It was time to say goodbye to my new friends and skoot off to Mazar-i-Sharif. I took a taxi to Sarai Shomali where I joined a minivan in the comfy front seat this time ($12). Sometimes I get special treatment because the locals think I'm a Saudi pilgrim.
The driver's side is on the wrong side of a lot of these cars and it makes passing very dangerous.
Not too far north of Kabul, we entered into a jagged mountain pass. It looked like the land had been raked over by a giant fork. We darted in and out of tunnels and "galleries", half-tunnels that are meant to thrawart landslides from blocking the road. At the top of the pass a sprinkling of powdery snow filled the gaps between rocks.
Several areas had signs warning of landmine danger just off the roadside. Rocks painted either white or red showed where it was safe to walk. Dozens of destroyed tanks littered the fields.
We passed through a narrow gap in the cliff and on the other side the landscape opened up in brown rolling hills, then to a flat desert plain. At one time there was a good electrical grid and big electric poles followed the road. During the civil war, thieves stripped the electrical delivery system of all the wires to sell as scrap.

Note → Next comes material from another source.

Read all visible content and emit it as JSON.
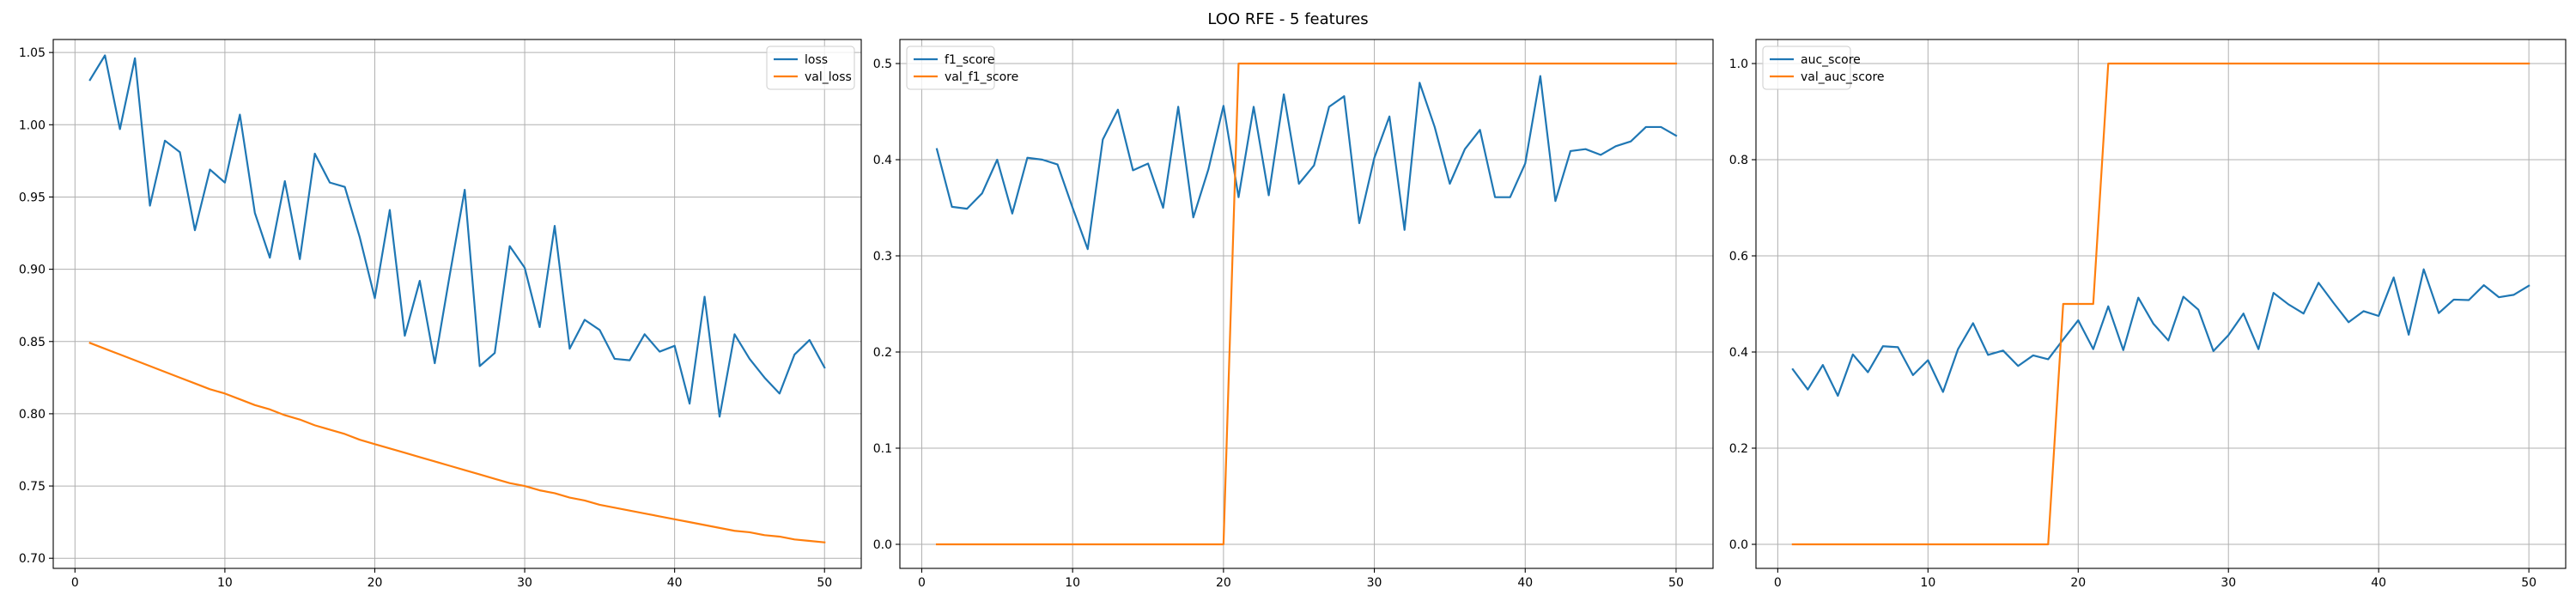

When we arrived in Mazar around 4:30 PM, I was little impressed by the traffic, noise, and pollution. I trotted around the perimeter of the shrine of Hazarat Ali looking for accommodation in the market before finding the Aria Hotel for $6. I took a cold bucket shower and waited for the Hazan. I walked to the old market to the west of the shrine and found a basic restaurant. Everyone had already finished eating because they wait for that call from the mosque, fork in hand, then totally dig-in. I had a big plate of Kabuli rice, with a generous sprinkling of raisins and a portion of meat buried in the middle. I sat next to a heater contraption that used coal to heat the room and also to heat water in a reservoir for tea. There was a TV and someone switched between a Hollywood basketball comedy, a devotional music program, and Hindi films.